Some people go through life as optimists. Others are pessimists. But, for Sun Joo "Grace" Ahn, an assistant professor of advertising at Grady College, she is a realist—a virtual realist. Virtual reality is becoming part of the everyday lexicon for many consumers, but it has been in Ahn's everyday vocabulary for nearly 10 years.
While a lot of current attention is paid to using virtual reality in gaming and entertainment, much of Ahn's research is looking ahead to incorporating the technology into persuasive messages in health applications and seeing how to make them personally relevant to the subjects.

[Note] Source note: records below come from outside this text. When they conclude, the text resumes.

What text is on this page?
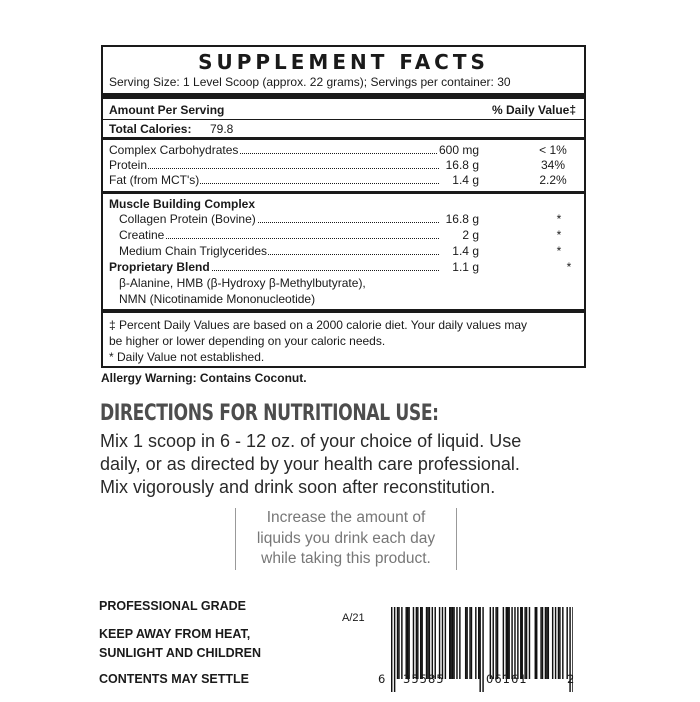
SUPPLEMENT FACTS
Serving Size: 1 Level Scoop (approx. 22 grams); Servings per container: 30
Amount Per Serving	% Daily Value‡
Total Calories: 79.8
Complex Carbohydrates	600 mg	< 1%
Protein	16.8 g	34%
Fat (from MCT's)	1.4 g	2.2%
Muscle Building Complex
Collagen Protein (Bovine)	16.8 g	*
Creatine	2 g	*
Medium Chain Triglycerides	1.4 g	*
Proprietary Blend	1.1 g	*
β-Alanine, HMB (β-Hydroxy β-Methylbutyrate),
NMN (Nicotinamide Mononucleotide)
‡ Percent Daily Values are based on a 2000 calorie diet. Your daily values may
be higher or lower depending on your caloric needs.
* Daily Value not established.
Allergy Warning: Contains Coconut.
DIRECTIONS FOR NUTRITIONAL USE:
Mix 1 scoop in 6 - 12 oz. of your choice of liquid. Use
daily, or as directed by your health care professional.
Mix vigorously and drink soon after reconstitution.
Increase the amount of
liquids you drink each day
while taking this product.
PROFESSIONAL GRADE
KEEP AWAY FROM HEAT,
SUNLIGHT AND CHILDREN
CONTENTS MAY SETTLE
A/21
6 35585	06161	2
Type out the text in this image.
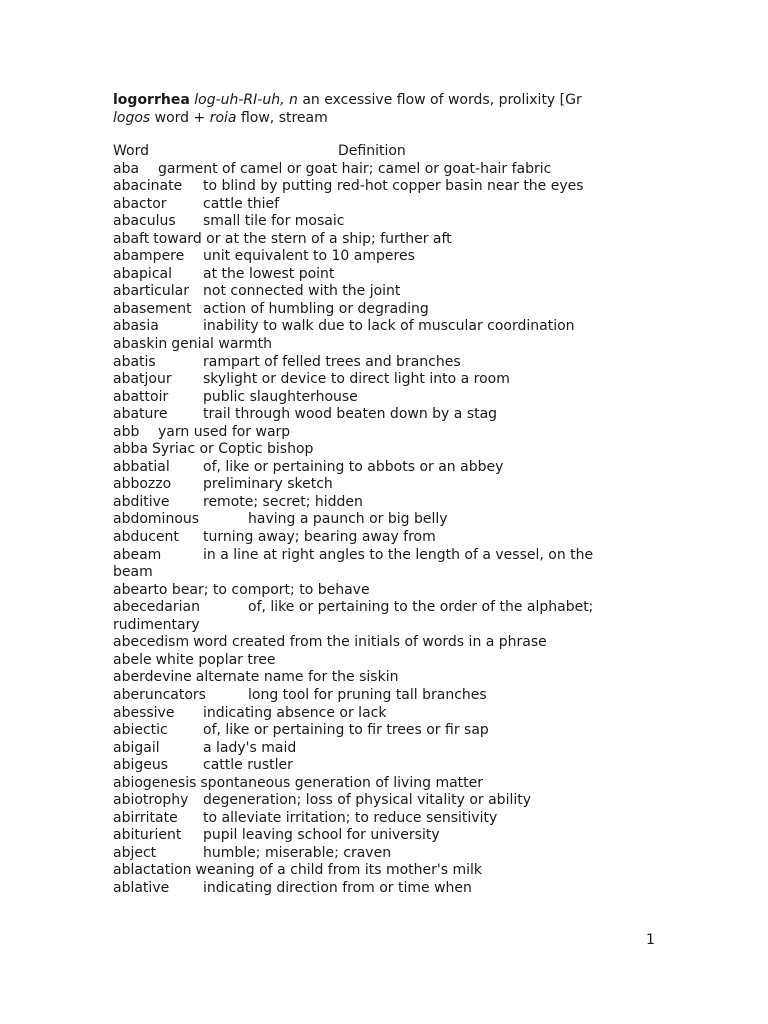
logorrhea log-uh-RI-uh, n an excessive flow of words, prolixity [Gr
logos word + roia flow, stream
Word	Definition
aba garment of camel or goat hair; camel or goat-hair fabric
abacinate to blind by putting red-hot copper basin near the eyes
abactor	cattle thief
abaculus small tile for mosaic
abaft toward or at the stern of a ship; further aft
abampere unit equivalent to 10 amperes
abapical at the lowest point
abarticular not connected with the joint
abasement action of humbling or degrading
abasia	inability to walk due to lack of muscular coordination
abaskin genial warmth
abatis	rampart of felled trees and branches
abatjour skylight or device to direct light into a room
abattoir public slaughterhouse
abature	trail through wood beaten down by a stag
abb yarn used for warp
abba Syriac or Coptic bishop
abbatial of, like or pertaining to abbots or an abbey
abbozzo preliminary sketch
abditive remote; secret; hidden
abdominous	having a paunch or big belly
abducent turning away; bearing away from
abeam	in a line at right angles to the length of a vessel, on the
beam
abearto bear; to comport; to behave
abecedarian	of, like or pertaining to the order of the alphabet;
rudimentary
abecedism word created from the initials of words in a phrase
abele white poplar tree
aberdevine alternate name for the siskin
aberuncators	long tool for pruning tall branches
abessive indicating absence or lack
abiectic	of, like or pertaining to fir trees or fir sap
abigail	a lady's maid
abigeus cattle rustler
abiogenesis spontaneous generation of living matter
abiotrophy degeneration; loss of physical vitality or ability
abirritate to alleviate irritation; to reduce sensitivity
abiturient pupil leaving school for university
abject	humble; miserable; craven
ablactation weaning of a child from its mother's milk
ablative indicating direction from or time when
1
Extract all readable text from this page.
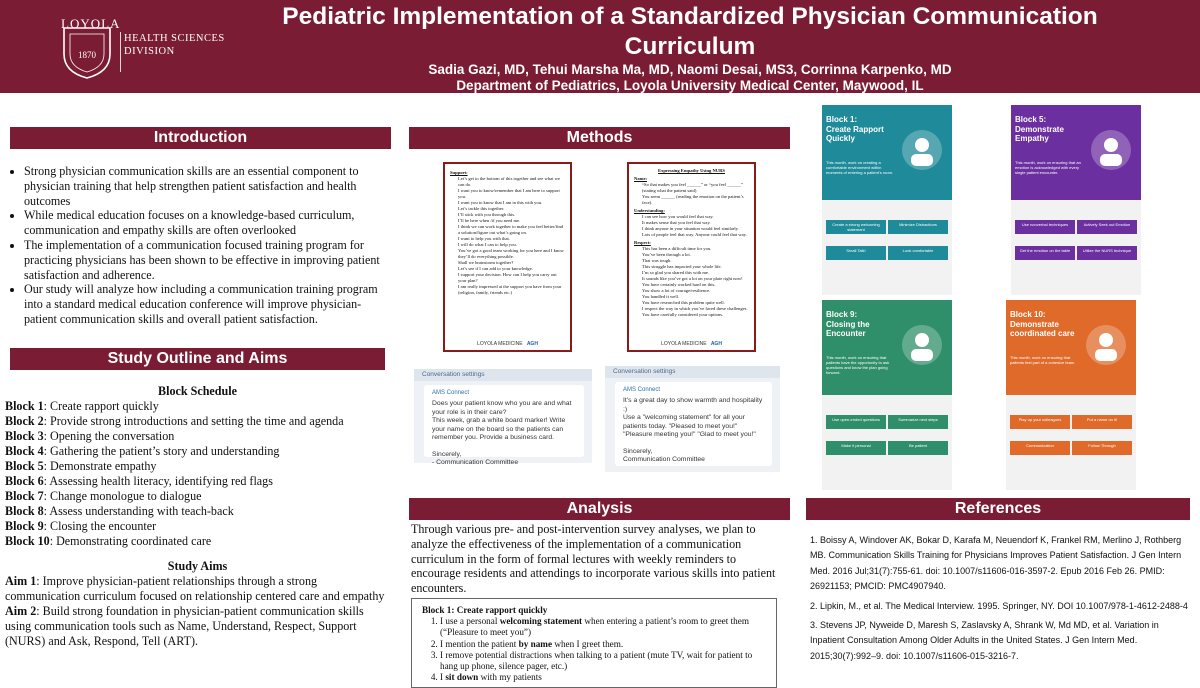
1870
LOYOLA
HEALTH SCIENCES
DIVISION
Pediatric Implementation of a Standardized Physician Communication Curriculum
Sadia Gazi, MD, Tehui Marsha Ma, MD, Naomi Desai, MS3, Corrinna Karpenko, MD
Department of Pediatrics, Loyola University Medical Center, Maywood, IL
Introduction
• Strong physician communication skills are an essential component to physician training that help strengthen patient satisfaction and health outcomes
• While medical education focuses on a knowledge-based curriculum, communication and empathy skills are often overlooked
• The implementation of a communication focused training program for practicing physicians has been shown to be effective in improving patient satisfaction and adherence.
• Our study will analyze how including a communication training program into a standard medical education conference will improve physician-patient communication skills and overall patient satisfaction.
Study Outline and Aims
Block Schedule
Block 1: Create rapport quickly
Block 2: Provide strong introductions and setting the time and agenda
Block 3: Opening the conversation
Block 4: Gathering the patient’s story and understanding
Block 5: Demonstrate empathy
Block 6: Assessing health literacy, identifying red flags
Block 7: Change monologue to dialogue
Block 8: Assess understanding with teach-back
Block 9: Closing the encounter
Block 10: Demonstrating coordinated care
Study Aims
Aim 1: Improve physician-patient relationships through a strong communication curriculum focused on relationship centered care and empathy
Aim 2: Build strong foundation in physician-patient communication skills using communication tools such as Name, Understand, Respect, Support (NURS) and Ask, Respond, Tell (ART).
Methods
Support:
Let’s get to the bottom of this together and see what we can do.
I want you to know/remember that I am here to support you.
I want you to know that I am in this with you.
Let’s tackle this together.
I’ll stick with you through this.
I’ll be here when /if you need me.
I think we can work together to make you feel better/find a solution/figure out what’s going on.
I want to help you with that.
I will do what I can to help you.
You’ve got a good team working for you here and I know they’ll do everything possible.
Shall we brainstorm together?
Let’s see if I can add to your knowledge.
I support your decision. How can I help you carry out your plan?
I am really impressed at the support you have from your (religion, family, friends etc.)
LOYOLA MEDICINE AGH
Expressing Empathy Using NURS
Name:
“So that makes you feel ______” or “you feel ______” (stating what the patient said)
You seem ______ (reading the emotion on the patient’s face).
Understanding:
I can see how you would feel that way.
It makes sense that you feel that way.
I think anyone in your situation would feel similarly.
Lots of people feel that way. Anyone could feel that way.
Respect:
This has been a difficult time for you.
You’ve been through a lot.
That was tough.
This struggle has impacted your whole life.
I’m so glad you shared this with me.
It sounds like you’ve got a lot on your plate right now!
You have certainly worked hard on this.
You show a lot of courage/resilience.
You handled it well.
You have researched this problem quite well.
I respect the way in which you’ve faced these challenges.
You have carefully considered your options.
LOYOLA MEDICINE AGH
Conversation settings
AMS Connect
Does your patient know who you are and what your role is in their care?
This week, grab a white board marker! Write your name on the board so the patients can remember you. Provide a business card.

Sincerely,
- Communication Committee
Conversation settings
AMS Connect
It’s a great day to show warmth and hospitality :)
Use a "welcoming statement" for all your patients today. "Pleased to meet you!" "Pleasure meeting you!" "Glad to meet you!"

Sincerely,
Communication Committee
Block 1:
Create Rapport
Quickly
This month, work on creating a comfortable environment within moments of entering a patient’s room.
Create a strong welcoming statement
Minimize Distractions
Small Talk!	Look comfortable
Block 5:
Demonstrate
Empathy
This month, work on ensuring that an emotion is acknowledged with every single patient encounter.
Use nonverbal techniques	Actively Seek out Emotion
Get the emotion on the table	Utilize the NURS technique
Block 9:
Closing the
Encounter
This month, work on ensuring that patients have the opportunity to ask questions and know the plan going forward.
Use open-ended questions	Summarize next steps
Make it personal	Be patient
Block 10:
Demonstrate
coordinated care
This month, work on ensuring that patients feel part of a cohesive team.
Play up your colleagues	Put a name on it!
Communication	Follow Through
Analysis
Through various pre- and post-intervention survey analyses, we plan to analyze the effectiveness of the implementation of a communication curriculum in the form of formal lectures with weekly reminders to encourage residents and attendings to incorporate various skills into patient encounters.
Block 1: Create rapport quickly
1. I use a personal welcoming statement when entering a patient’s room to greet them (“Pleasure to meet you”)
2. I mention the patient by name when I greet them.
3. I remove potential distractions when talking to a patient (mute TV, wait for patient to hang up phone, silence pager, etc.)
4. I sit down with my patients
References
1. Boissy A, Windover AK, Bokar D, Karafa M, Neuendorf K, Frankel RM, Merlino J, Rothberg MB. Communication Skills Training for Physicians Improves Patient Satisfaction. J Gen Intern Med. 2016 Jul;31(7):755-61. doi: 10.1007/s11606-016-3597-2. Epub 2016 Feb 26. PMID: 26921153; PMCID: PMC4907940.
2. Lipkin, M., et al. The Medical Interview. 1995. Springer, NY. DOI 10.1007/978-1-4612-2488-4
3. Stevens JP, Nyweide D, Maresh S, Zaslavsky A, Shrank W, Md MD, et al. Variation in Inpatient Consultation Among Older Adults in the United States. J Gen Intern Med. 2015;30(7):992–9. doi: 10.1007/s11606-015-3216-7.
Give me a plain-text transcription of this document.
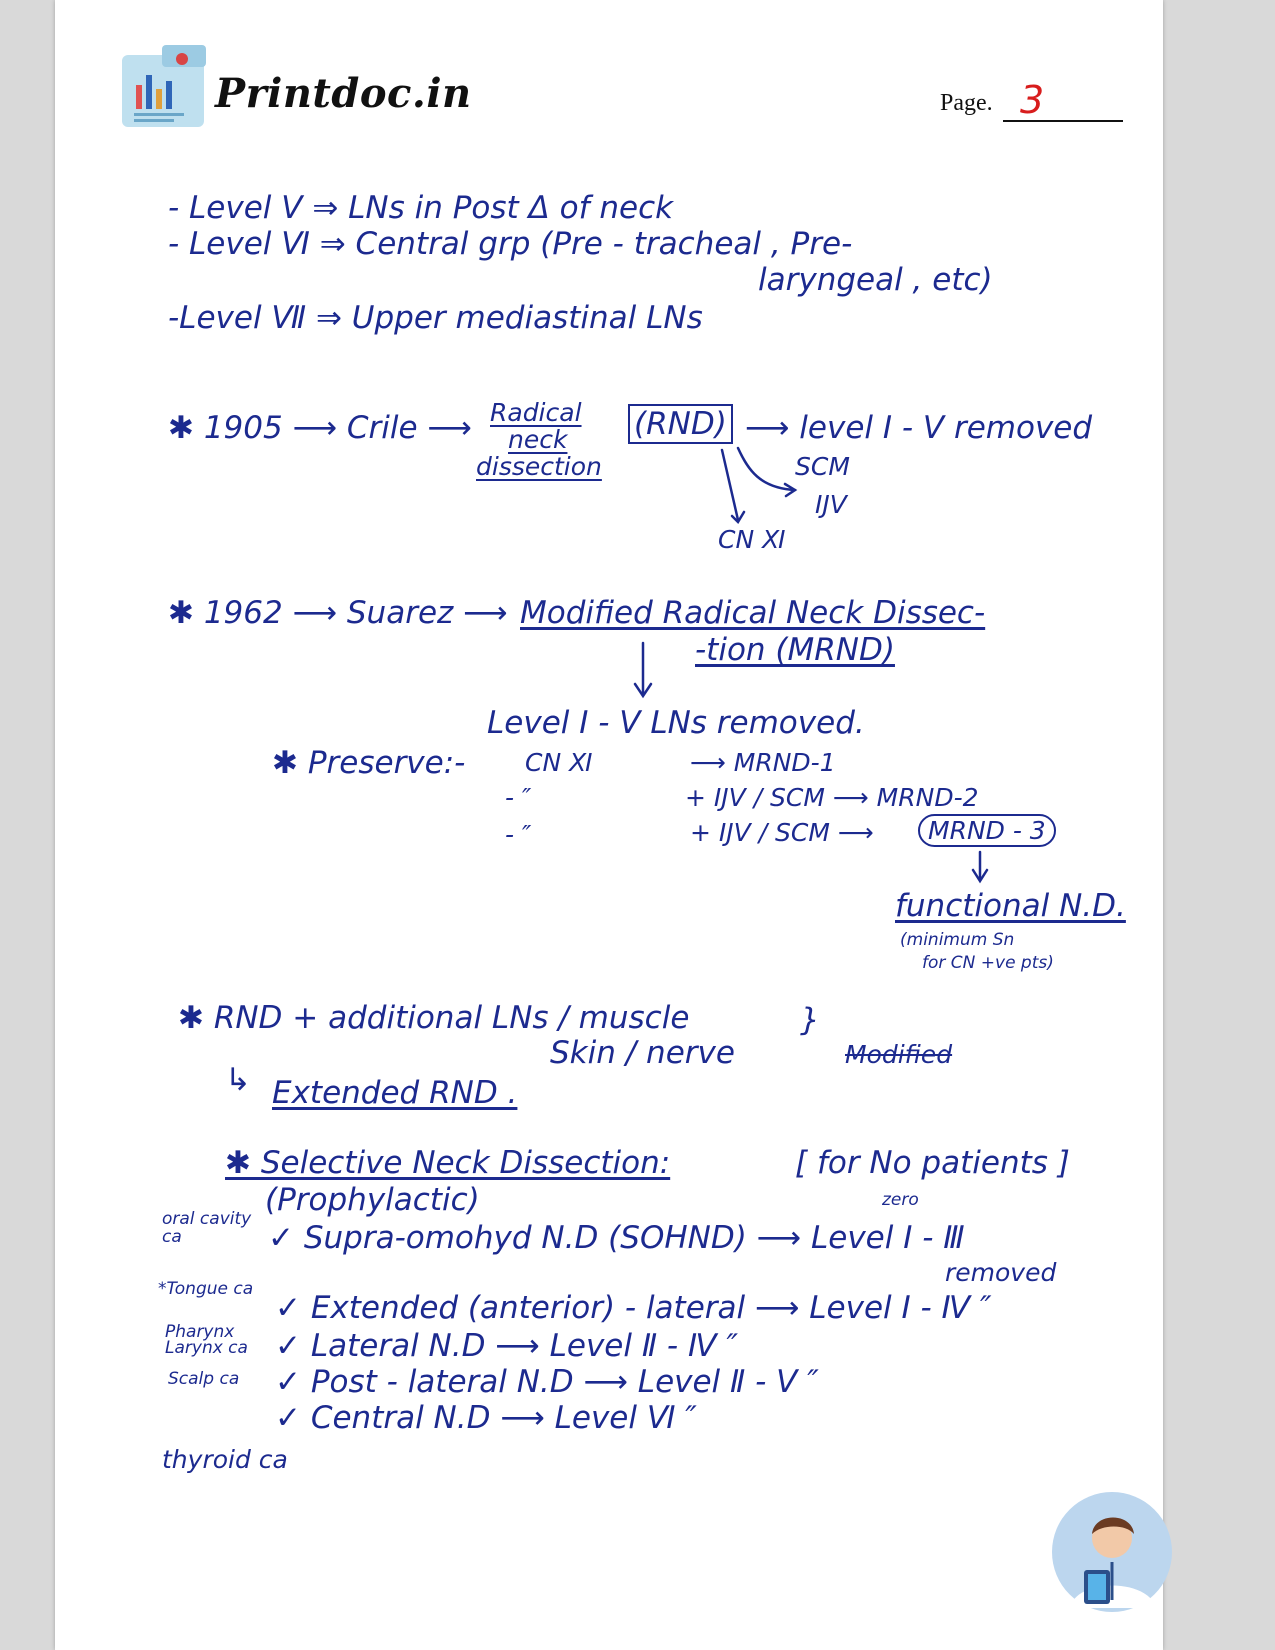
Printdoc.in	Page. 3
- Level Ⅴ ⇒ LNs in Post Δ of neck
- Level Ⅵ ⇒ Central grp (Pre - tracheal , Pre-
laryngeal , etc)
-Level Ⅶ ⇒ Upper mediastinal LNs
✱ 1905 ⟶ Crile ⟶ Radical
neck
dissection
(RND) ⟶ level Ⅰ - Ⅴ removed
SCM
IJV
CN Ⅺ
✱ 1962 ⟶ Suarez ⟶ Modified Radical Neck Dissec-
-tion (MRND)
Level Ⅰ - Ⅴ LNs removed.
✱ Preserve:- CN Ⅺ	⟶ MRND-1
- ″	+ IJV / SCM ⟶ MRND-2
- ″	+ IJV / SCM ⟶	MRND - 3
functional N.D.
(minimum Sn
for CN +ve pts)
✱ RND + additional LNs / muscle
Skin / nerve
}
Modified
↳ Extended RND .
✱ Selective Neck Dissection:	[ for No patients ]
zero
(Prophylactic)
oral cavity ca	✓ Supra-omohyd N.D (SOHND) ⟶ Level Ⅰ - Ⅲ
removed
*Tongue ca
✓ Extended (anterior) - lateral ⟶ Level Ⅰ - Ⅳ ″
Pharynx Larynx ca ✓ Lateral N.D ⟶ Level Ⅱ - Ⅳ ″
Scalp ca ✓ Post - lateral N.D ⟶ Level Ⅱ - Ⅴ ″
thyroid ca
✓ Central N.D ⟶ Level Ⅵ ″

One such study is Ahn's research proving there is a direct, positive effect between viewing a time-lapse, computer-generated video of someone gaining 10 pounds a year from drinking a soft drink and the reduction of sugary beverage consumption. Many people who smoke or drink sugary beverages know there is no eminent danger—they don't feel like they are going to die tomorrow. Ahn studies how messages can be delivered to prove risk behaviors are more immediate, and one way of doing this is through virtual reality.
Ahn also has worked with virtual pets to encourage physical activity in children. When the children reach a goal, they are rewarded by being able to teach their virtual pet a new trick. Studies printed in theJournal of Health Communication showed that the children in the group with a virtual pet engaged in 156 percent more physical activity than the control group.
Currently, Ahn is working with Kyle Johnsen in the College of Engineering, Georgia Tech and the Children's Museum of Atlanta on a National Science Foundation funded project that pairs a virtual buddy with children viewing museum exhibits. The virtual buddies will reinforce the STEM education and learning through virtual peers.
"Studies show that when children model other people, they like to model peers, instead of adults," Ahn said. "We expect the virtual buddies to work as a bridge between formal learning in the classrooms and informal learning in the museums. We want to make sure they come away knowing that the museum exhibit is teaching the same STEM concept they learned in the classroom."
For now, Ahn is continuing her frantic pace of research.
"As a scholar you always want to be doing the current stuff—the topics that are relevant to consumers," she said. "It is always exciting to realize that what you have been doing for a while is finally getting some attention."